Atualmente, a Consolidação das Leis do Trabalho (CLT) garante ao trabalhador apenas dois dias consecutivos de licença em caso de morte de parentes próximos. O projeto, de autoria do senador Chico Rodrigues (PSB-RR), propõe a extensão desse período para até oito dias consecutivos, aplicável a casos de falecimento de:

  • Cônjuge ou companheiro(a);
  • Pai, mãe, padrasto ou madrasta;
  • Filho, enteado, menor sob guarda ou tutela;
  • Irmão.

Segundo Rodrigues, o prazo atual é insuficiente para que o trabalhador lide com o luto e com as demandas práticas que surgem após a perda de um familiar. “A medida demonstra um compromisso com o bem-estar e a saúde mental, assegurando condições de trabalho mais dignas e condizentes com os desafios emocionais enfrentados nesses momentos”, afirmou o senador.

Relator destaca impacto positivo na saúde do trabalhador

O relator do projeto, senador Paulo Paim (PT-RS), também defendeu a medida, ressaltando que a ampliação da licença pode reduzir os efeitos negativos do luto no desempenho profissional e na saúde emocional do trabalhador.

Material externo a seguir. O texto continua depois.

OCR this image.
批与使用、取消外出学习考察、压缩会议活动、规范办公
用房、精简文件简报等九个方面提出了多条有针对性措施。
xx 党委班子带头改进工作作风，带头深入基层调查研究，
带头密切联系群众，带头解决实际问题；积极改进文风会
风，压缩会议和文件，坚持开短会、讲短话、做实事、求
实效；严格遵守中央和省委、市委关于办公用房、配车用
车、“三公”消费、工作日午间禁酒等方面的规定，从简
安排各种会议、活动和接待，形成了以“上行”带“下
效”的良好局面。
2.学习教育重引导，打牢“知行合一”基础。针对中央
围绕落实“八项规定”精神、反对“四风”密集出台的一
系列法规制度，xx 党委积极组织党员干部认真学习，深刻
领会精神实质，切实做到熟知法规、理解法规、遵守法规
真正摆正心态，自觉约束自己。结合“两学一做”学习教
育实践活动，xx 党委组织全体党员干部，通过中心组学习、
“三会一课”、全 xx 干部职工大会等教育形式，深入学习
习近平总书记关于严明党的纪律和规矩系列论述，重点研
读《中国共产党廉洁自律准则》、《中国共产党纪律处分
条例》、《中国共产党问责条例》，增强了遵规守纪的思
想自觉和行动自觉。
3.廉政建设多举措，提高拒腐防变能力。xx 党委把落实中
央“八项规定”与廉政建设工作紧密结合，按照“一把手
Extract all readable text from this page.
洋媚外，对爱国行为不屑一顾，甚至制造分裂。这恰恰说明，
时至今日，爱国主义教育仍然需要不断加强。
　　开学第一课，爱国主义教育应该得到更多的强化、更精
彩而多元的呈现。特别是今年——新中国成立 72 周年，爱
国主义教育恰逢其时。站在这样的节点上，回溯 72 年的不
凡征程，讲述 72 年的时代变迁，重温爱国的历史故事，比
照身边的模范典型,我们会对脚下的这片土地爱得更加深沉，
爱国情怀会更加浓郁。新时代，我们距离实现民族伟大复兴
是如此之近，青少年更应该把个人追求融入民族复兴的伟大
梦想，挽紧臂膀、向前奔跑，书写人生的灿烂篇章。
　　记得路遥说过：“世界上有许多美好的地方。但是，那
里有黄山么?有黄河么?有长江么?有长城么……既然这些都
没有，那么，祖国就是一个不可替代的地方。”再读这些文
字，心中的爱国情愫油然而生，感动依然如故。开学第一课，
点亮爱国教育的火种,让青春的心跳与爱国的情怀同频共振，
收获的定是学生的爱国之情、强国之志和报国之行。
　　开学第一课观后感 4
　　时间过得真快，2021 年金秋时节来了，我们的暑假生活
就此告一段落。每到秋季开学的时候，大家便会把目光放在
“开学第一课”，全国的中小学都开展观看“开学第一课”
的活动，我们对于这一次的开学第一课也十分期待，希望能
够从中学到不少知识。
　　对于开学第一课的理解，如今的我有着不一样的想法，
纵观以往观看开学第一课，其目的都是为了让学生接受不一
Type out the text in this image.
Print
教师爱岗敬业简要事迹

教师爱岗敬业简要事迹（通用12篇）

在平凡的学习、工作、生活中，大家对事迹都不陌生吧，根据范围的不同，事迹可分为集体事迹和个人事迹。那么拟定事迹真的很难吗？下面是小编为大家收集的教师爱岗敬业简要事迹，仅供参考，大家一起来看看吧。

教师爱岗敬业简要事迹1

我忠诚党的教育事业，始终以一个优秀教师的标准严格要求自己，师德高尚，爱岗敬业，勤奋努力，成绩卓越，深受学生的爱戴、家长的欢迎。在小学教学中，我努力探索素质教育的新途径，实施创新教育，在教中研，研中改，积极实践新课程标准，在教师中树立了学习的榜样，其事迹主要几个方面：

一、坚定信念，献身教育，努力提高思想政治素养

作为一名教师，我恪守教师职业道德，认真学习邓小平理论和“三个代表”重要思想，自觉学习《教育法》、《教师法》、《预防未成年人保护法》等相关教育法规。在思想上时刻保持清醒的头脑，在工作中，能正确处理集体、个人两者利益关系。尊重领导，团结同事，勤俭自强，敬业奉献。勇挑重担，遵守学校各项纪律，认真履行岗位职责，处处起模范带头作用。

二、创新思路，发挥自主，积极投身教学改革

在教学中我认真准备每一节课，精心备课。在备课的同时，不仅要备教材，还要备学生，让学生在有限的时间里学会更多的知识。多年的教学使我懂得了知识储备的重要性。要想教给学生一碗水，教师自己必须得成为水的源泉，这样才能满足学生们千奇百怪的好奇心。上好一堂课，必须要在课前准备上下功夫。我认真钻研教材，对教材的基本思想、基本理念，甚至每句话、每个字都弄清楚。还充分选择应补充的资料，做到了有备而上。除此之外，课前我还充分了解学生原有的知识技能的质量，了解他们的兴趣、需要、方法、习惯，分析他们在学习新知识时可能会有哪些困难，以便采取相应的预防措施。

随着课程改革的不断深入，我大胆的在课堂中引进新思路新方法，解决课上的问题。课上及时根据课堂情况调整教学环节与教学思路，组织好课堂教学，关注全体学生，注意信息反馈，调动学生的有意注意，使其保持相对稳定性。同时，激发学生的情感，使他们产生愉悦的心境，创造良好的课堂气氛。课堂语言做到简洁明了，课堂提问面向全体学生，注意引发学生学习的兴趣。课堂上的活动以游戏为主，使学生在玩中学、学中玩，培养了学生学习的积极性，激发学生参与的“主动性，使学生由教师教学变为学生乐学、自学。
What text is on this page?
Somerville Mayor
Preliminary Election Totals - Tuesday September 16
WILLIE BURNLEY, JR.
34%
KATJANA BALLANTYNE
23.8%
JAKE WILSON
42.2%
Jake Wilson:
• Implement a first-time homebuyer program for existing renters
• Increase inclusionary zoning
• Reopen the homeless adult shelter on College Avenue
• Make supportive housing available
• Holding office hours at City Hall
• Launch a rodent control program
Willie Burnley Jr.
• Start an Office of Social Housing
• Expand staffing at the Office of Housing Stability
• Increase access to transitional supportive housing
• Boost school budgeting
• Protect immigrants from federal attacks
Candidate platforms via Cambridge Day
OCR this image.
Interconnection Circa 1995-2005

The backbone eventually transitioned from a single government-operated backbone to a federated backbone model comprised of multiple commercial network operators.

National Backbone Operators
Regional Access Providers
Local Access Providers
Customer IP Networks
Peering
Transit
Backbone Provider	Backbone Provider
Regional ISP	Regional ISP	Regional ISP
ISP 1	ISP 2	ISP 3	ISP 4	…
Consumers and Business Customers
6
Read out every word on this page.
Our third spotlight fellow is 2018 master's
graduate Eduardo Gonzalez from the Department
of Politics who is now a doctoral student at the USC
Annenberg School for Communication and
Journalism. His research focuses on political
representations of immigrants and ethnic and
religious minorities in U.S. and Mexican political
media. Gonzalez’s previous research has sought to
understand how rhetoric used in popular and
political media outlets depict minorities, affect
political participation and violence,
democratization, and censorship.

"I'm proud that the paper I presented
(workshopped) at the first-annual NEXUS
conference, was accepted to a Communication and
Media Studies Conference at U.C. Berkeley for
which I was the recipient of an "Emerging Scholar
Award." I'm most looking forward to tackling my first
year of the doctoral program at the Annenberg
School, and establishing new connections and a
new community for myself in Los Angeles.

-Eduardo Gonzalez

“A ampliação do período de licença demonstra sensibilidade às necessidades emocionais dos trabalhadores, permitindo que estes lidem de forma mais adequada com as consequências práticas e psicológicas da perda de entes queridos”, disse Paim.

O senador ainda destacou que o projeto corrige uma desigualdade histórica entre trabalhadores regidos pela CLT e servidores públicos, que já possuem direito a um período maior de licença. “Não há razão para que celetistas tenham apenas dois dias e servidores públicos até oito. O projeto promove maior equidade e justiça social entre esses regimes de trabalho”, acrescentou.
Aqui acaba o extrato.